Mon Dec 30, 2013, 12:04 PM
Dec 2013

The House Select Committee on Assassinations felt that this issue needed more investigation. They took a two-pronged approach. The HSCA first had its photographic evidence panel examine CE 203 and 369, photos of Oswald, and of Lovelady. They used the tools of forensic anthropology, by which the metric and morphological characteristics of the human face can be analyzed. Going far beyond the causal and subjective "looks like" kind of analysis, they used the Penrose distance statistic to show that the man in the doorway had features very different from Oswald's. Based on the analysis of the photographic evidence panel, "the committee concluded that it was highly improbable that the man in the doorway was Oswald and highly probable that he was Lovelady" (The Report of the Select Committee on Assassinations, pp. 58).

The other approach was that of Robert Groden, who had a good knowledge of all the photographic evidence in the case. Groden analyzed three films — the John Martin film, the Robert Hughes film, and the Mark Bell film. These films showed a man in the doorway, wearing a shirt identical in appearance to the shirt on the man in the Altgens photo. But these films showed that the man wasn't Oswald, but rather was Lovelady.

Indeed, Groden contacted Lovelady, asked him to don the shirt he had worn on November 22, 1963, and photographed him in it.

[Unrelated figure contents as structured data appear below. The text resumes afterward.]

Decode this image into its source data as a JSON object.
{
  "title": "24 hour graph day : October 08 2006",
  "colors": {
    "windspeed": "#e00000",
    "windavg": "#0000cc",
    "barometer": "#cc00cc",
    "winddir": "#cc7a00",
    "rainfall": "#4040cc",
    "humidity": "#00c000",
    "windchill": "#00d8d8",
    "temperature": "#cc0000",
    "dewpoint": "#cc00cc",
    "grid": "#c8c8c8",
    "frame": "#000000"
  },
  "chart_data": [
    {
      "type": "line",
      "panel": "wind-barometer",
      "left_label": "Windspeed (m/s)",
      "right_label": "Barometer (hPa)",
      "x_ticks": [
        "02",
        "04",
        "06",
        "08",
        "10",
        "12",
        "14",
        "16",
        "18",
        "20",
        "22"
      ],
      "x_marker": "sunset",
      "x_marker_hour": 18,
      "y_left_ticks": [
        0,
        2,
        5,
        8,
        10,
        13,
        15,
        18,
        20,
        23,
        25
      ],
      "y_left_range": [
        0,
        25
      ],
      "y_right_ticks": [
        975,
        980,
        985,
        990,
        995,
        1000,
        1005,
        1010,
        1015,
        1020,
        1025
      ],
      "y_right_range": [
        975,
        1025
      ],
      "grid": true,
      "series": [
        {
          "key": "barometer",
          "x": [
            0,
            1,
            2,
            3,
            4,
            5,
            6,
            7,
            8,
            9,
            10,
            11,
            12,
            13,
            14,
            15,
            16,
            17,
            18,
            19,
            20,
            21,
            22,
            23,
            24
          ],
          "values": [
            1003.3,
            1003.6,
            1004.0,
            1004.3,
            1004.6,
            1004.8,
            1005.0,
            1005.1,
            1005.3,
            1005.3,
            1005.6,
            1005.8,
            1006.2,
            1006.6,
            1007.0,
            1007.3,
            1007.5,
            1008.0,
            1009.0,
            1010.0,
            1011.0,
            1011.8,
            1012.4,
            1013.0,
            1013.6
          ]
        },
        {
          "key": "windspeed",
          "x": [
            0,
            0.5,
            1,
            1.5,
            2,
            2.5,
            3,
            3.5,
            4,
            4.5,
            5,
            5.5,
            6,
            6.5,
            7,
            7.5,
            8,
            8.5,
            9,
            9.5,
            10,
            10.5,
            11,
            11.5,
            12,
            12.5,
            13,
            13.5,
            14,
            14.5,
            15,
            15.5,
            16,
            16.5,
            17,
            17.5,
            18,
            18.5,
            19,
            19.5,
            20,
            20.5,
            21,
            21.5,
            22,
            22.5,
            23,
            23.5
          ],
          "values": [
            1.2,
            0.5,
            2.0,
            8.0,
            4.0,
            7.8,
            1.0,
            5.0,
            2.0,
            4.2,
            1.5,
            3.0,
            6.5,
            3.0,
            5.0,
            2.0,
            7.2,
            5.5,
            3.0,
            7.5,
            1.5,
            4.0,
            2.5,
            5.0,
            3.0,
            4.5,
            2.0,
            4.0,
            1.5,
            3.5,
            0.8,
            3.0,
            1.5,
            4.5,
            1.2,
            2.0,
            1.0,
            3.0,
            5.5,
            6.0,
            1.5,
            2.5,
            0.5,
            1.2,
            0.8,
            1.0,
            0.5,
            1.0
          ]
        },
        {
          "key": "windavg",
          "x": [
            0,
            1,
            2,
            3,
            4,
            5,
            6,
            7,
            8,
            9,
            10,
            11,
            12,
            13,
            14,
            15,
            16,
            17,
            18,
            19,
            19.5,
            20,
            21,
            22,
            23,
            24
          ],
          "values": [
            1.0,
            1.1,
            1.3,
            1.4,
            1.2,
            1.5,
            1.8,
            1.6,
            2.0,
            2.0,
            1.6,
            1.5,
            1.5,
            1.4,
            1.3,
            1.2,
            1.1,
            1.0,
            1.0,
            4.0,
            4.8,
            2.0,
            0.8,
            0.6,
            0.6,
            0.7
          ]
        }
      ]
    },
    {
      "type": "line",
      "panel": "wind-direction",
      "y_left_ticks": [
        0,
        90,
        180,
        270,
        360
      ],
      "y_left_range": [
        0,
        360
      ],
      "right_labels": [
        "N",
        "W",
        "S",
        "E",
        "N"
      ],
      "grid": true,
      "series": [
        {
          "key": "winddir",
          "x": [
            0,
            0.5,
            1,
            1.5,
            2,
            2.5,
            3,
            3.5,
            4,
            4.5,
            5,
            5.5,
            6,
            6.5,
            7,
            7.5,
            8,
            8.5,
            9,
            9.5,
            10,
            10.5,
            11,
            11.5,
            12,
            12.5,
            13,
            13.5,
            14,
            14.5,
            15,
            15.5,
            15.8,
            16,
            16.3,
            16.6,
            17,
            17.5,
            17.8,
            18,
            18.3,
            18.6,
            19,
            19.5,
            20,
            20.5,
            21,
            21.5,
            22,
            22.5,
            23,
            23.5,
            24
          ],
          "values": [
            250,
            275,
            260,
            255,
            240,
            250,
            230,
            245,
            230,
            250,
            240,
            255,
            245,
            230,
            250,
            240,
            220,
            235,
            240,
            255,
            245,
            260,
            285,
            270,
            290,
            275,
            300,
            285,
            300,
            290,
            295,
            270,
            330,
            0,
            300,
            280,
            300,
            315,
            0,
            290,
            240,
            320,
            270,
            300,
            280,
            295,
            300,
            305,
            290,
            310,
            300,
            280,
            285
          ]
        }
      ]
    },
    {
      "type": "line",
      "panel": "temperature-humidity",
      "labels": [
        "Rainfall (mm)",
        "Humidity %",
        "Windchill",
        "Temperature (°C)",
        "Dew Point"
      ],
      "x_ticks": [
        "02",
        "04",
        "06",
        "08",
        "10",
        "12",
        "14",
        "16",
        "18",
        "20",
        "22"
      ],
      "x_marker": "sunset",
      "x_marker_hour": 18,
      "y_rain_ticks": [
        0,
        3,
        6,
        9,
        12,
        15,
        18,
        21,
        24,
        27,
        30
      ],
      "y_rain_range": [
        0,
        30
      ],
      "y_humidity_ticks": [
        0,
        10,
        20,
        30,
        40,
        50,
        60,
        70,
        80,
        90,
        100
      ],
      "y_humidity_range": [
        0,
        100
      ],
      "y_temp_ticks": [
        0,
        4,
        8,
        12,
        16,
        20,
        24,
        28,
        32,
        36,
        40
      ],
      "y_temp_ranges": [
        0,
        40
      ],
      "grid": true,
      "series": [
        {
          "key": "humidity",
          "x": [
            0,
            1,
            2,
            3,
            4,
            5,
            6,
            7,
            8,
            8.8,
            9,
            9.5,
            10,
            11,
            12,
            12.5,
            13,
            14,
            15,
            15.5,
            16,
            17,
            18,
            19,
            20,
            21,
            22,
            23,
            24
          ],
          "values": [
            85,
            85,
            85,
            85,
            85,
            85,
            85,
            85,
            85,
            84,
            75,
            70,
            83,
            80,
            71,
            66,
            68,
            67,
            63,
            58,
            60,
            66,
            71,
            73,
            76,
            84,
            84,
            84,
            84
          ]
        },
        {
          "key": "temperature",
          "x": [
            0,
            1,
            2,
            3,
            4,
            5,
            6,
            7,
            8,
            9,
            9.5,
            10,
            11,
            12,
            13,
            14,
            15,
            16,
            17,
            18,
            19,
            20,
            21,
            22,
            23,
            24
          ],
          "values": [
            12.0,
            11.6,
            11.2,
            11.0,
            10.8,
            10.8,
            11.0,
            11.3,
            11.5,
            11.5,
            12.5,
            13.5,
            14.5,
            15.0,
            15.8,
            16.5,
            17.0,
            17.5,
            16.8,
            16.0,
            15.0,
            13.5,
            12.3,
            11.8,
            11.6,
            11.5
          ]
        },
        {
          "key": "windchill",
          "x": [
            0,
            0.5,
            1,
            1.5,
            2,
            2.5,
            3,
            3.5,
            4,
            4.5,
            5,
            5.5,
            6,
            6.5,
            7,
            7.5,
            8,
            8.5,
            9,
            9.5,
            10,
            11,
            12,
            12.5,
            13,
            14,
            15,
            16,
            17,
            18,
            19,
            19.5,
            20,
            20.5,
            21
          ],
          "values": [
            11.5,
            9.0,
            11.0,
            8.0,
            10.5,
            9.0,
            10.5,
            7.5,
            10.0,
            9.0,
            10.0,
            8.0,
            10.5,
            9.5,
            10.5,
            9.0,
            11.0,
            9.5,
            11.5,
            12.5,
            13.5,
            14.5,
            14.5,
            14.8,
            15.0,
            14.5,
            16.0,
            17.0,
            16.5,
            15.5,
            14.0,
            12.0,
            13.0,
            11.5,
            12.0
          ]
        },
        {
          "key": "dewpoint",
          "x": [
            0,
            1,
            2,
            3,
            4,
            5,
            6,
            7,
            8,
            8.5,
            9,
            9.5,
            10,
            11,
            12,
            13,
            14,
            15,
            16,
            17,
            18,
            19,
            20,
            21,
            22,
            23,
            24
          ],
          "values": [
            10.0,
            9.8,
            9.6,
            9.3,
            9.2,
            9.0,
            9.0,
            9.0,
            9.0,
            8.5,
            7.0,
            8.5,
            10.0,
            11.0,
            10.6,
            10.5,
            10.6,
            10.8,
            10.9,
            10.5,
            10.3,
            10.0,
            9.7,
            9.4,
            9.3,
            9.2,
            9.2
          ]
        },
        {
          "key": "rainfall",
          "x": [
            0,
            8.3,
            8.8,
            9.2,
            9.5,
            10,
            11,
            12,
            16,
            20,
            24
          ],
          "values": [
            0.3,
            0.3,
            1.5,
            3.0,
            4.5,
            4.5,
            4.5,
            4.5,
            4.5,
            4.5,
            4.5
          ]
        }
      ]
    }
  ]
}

The shirt, of course, was entirely consistent with all the photos from the day of the assassination (Robert Groden, The Killing of a President, pp. 186-187).
"The committee concluded that it was highly improbable that the man in the doorway was Oswald and highly probable that he was Lovelady."

Groden, a man responsible for many silly conspiracy factoids, had in fact scored a solid research coup.